Fort Herriman students are big fans of their cosplaying science teacherOct 14, 2019 02:51PM ● By Jet Burnham
Science teacher Gayle Dowdle keeps her students’ attention when she dresses as Queen Elizabeth I. (Photo courtesy Gayle Dowdle)
By Jet Burnham | [email protected]
Queen Elizabeth I is a frequent visitor to Fort Herriman Middle School.
On other days, Spider-Man, a quidditch player or fairy godmother can be spotted. When Gayle Dowdle wears one of her cosplay costumes to school, students pay attention.
“Outside of my teacher life, I'm a cosplayer,” said Dowdle, who teaches eighth grade science. “I've always tried to dress up as much as possible. There's always an excuse to wear a costume—it may be a stretch, but there is a reason.”
Dowdle dresses over-the-top for spirit days and holidays, but she also shows up in character to enhance her students’ learning experience. History comes alive for students when they hear about historical events from Dowdle when she looks and acts the part of Queen Elizabeth I. She has three different Queen Elizabeth costumes.
“It's nice because it fits into the era that they're learning about in history so there are connections that they can make,” Dowdle said.
When students participate in a survival activity to colonize a new planet, Dowdle wears her alien costume—the pink-haired Starfire from Teen Titans. And when students study the Civil War era, Dowdle comes to school in a Southern belle gown that would even make Scarlett O’Hara jealous.
Over her 15 years of teaching, Dowdle has taken her love of dressing up to the professional level.
“It definitely has escalated over the years,” said Dowdle. Since entering her first cosplay competition four years ago, she has won at every level of costume competition at Salt Lake’s FanX Comic Convention and is now a judge for the event.
Dowdle documents the progress of her costume-making on Instagram @dowdledesign and Facebook at thequeenscostumes. She spends hundreds of hours creating intricate, authentic, custom costumes for herself and others. Students are involved in the process because she uses the costumes to teach science and engineering principles.
“All cosplay is really engineering,” Dowdle said. Her steampunk Batgirl costume became a visual example of simple machines and the engineering process. She designed each moving part with motors and gears, including a pulley system to control the bat wings.
“I brought a piece of the costume and explained the process of how I tried something and it didn't work,” she said. “So, I had to come up with something new, and I tested that and that didn't work, so I had to come up with something new. Just going through and explaining that it's OK if you fail a few times and don't get the intended results because that's part of the process of engineering.”
Sabrina Lin, a 19-year old former student, remembers these lessons from Dowdle’s classes.
“She taught us it's OK if you designed something and it ends up failing so long as you gave it your all,” Lin said. “And it doesn't matter what anybody else thinks about it, so long as you're having fun creating what you want to create.”

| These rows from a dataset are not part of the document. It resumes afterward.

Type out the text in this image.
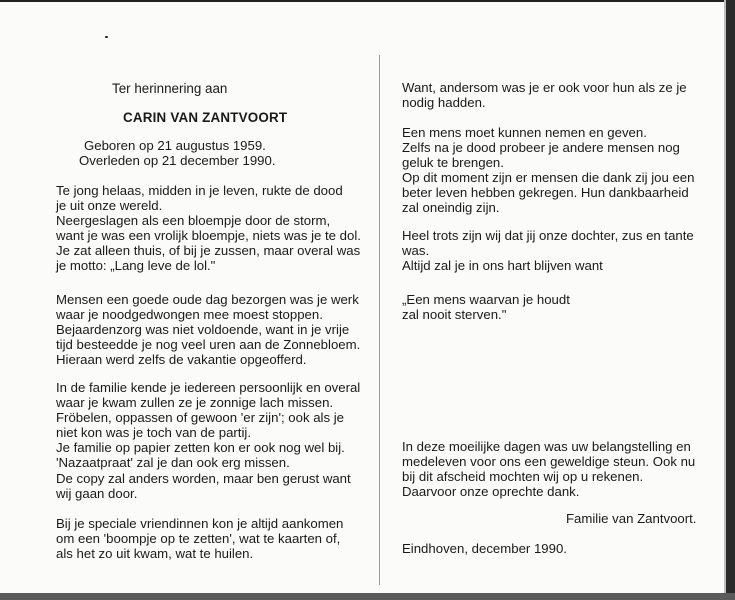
Ter herinnering aan
CARIN VAN ZANTVOORT
Geboren op 21 augustus 1959.
Overleden op 21 december 1990.
Te jong helaas, midden in je leven, rukte de dood
je uit onze wereld.
Neergeslagen als een bloempje door de storm,
want je was een vrolijk bloempje, niets was je te dol.
Je zat alleen thuis, of bij je zussen, maar overal was
je motto: „Lang leve de lol."
Mensen een goede oude dag bezorgen was je werk
waar je noodgedwongen mee moest stoppen.
Bejaardenzorg was niet voldoende, want in je vrije
tijd besteedde je nog veel uren aan de Zonnebloem.
Hieraan werd zelfs de vakantie opgeofferd.
In de familie kende je iedereen persoonlijk en overal
waar je kwam zullen ze je zonnige lach missen.
Fröbelen, oppassen of gewoon 'er zijn'; ook als je
niet kon was je toch van de partij.
Je familie op papier zetten kon er ook nog wel bij.
'Nazaatpraat' zal je dan ook erg missen.
De copy zal anders worden, maar ben gerust want
wij gaan door.
Bij je speciale vriendinnen kon je altijd aankomen
om een 'boompje op te zetten', wat te kaarten of,
als het zo uit kwam, wat te huilen.
Want, andersom was je er ook voor hun als ze je
nodig hadden.
Een mens moet kunnen nemen en geven.
Zelfs na je dood probeer je andere mensen nog
geluk te brengen.
Op dit moment zijn er mensen die dank zij jou een
beter leven hebben gekregen. Hun dankbaarheid
zal oneindig zijn.
Heel trots zijn wij dat jij onze dochter, zus en tante
was.
Altijd zal je in ons hart blijven want
„Een mens waarvan je houdt
zal nooit sterven."
In deze moeilijke dagen was uw belangstelling en
medeleven voor ons een geweldige steun. Ook nu
bij dit afscheid mochten wij op u rekenen.
Daarvoor onze oprechte dank.
Familie van Zantvoort.
Eindhoven, december 1990.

Lin is currently studying engineering at the University of Utah and is interested in researching alternative sustainable materials. She credits her interest in science to Dowdle, who made the subject interesting.
Dowdle said her love of art, cosplay and accompanying fandoms help her create connections with students who share those interests. Even years later, students still remember her.
“I think what makes Ms. Dowdle so cool is she really doesn't care what anybody else thinks,” Lin said. “Slowly, I’m getting there myself—to not care what anybody else thinks. I am who I am, and having her as one of my role models just helps out with that.”
Dowdle was surprised when students like Lin told her that they felt more courageous to be themselves because of her example.
“It was like this ‘wow’ moment,” she said. “I didn't even think about that that's what the costumes were showing kids.” She now makes a conscious effort to dress up as often as possible. She encourages students to do what they love—even if others look at them funny. She believes it is an important lesson for middle school students, who are just figuring out who they are and developing the courage to show it.
“I’m trying to help them figure out that they can fit in and be a part of a group without looking like everybody else exactly, that they still have their own individuality and they can be themselves,” she said.